|Visiting Aloe framesii in bloom each winter and Aloe mitriformis each summer, was on our agenda every year for at least ten years. Aloe framesii blooms the same time as an assortment of winter flowering plants on a small hill in StHelena Bay.|
The outings to this quiet bay were always refreshing, but now there is a large wound in "our" hill! That is only the start, the whole hill has been cut up and sold for luxury holiday homes. The sea shore has been bull dozed together with many plants - mesembs, stapeliads, caudiciform plants, euphorbias and more. I do not expect propress to come to halt or something like that, but could Nature Conservation or some other organization not contact plant lovers to remove those plants first ? They fine people for removing plants, but bulldozing? Having said that, I am not going to shout around. My motto is if you do not like it, do something about it, or keep quiet. To tell the truth, I do not have the motivation to organize something so that plants could be saved in future. The people of this country seems to have so many problems, nobody wants more on their shoulders. There may be an energetic nature lover reading this blog who is willing to take on the challenge.

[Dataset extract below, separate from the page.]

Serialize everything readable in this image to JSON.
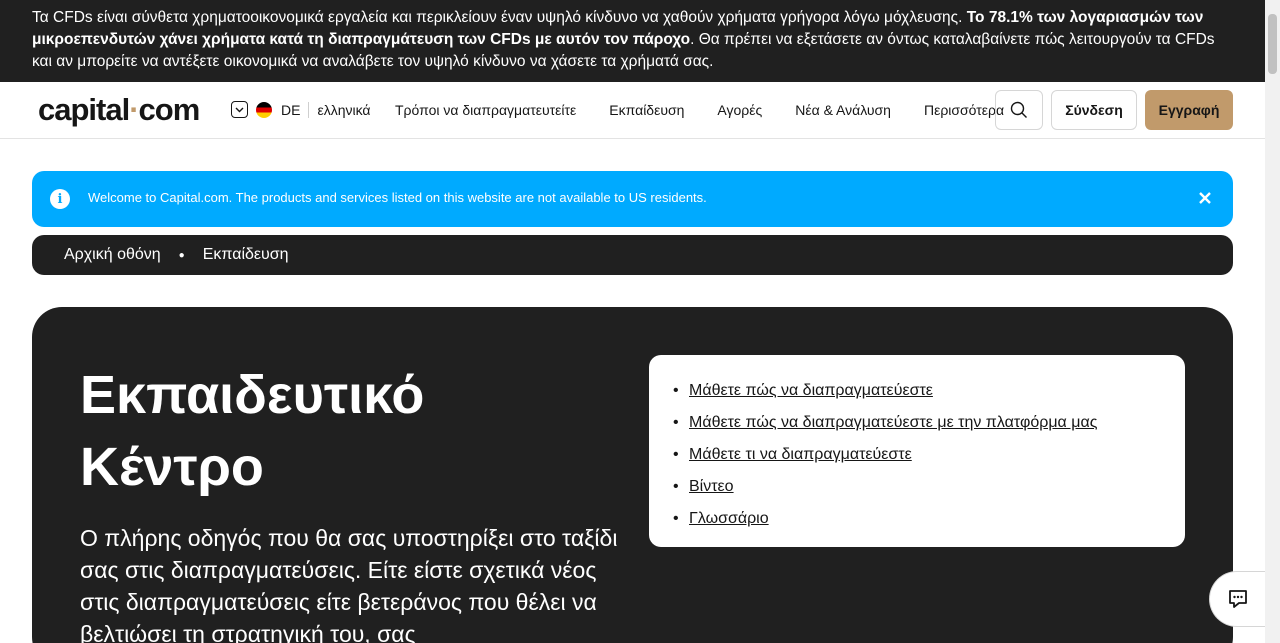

Looking down on progress. Many jobs are created and a lot of people need that badly. If I think of children and families having a better life then it eases the loss.
Aloe framesii in bloom. It is a lovely blue aloe. In the summer when all is dry it seems to merge into the blue granite rocks. In winter it needs to be seen by the pollinators and the flowers show off well.
Aloe framesii center front shared this hill with Aloe mitriformis to the back left and right. Aloe mitriformis blooms early summer and Aloe framesii blooms in winter which enabled the two species to grow side by side without hybridizing.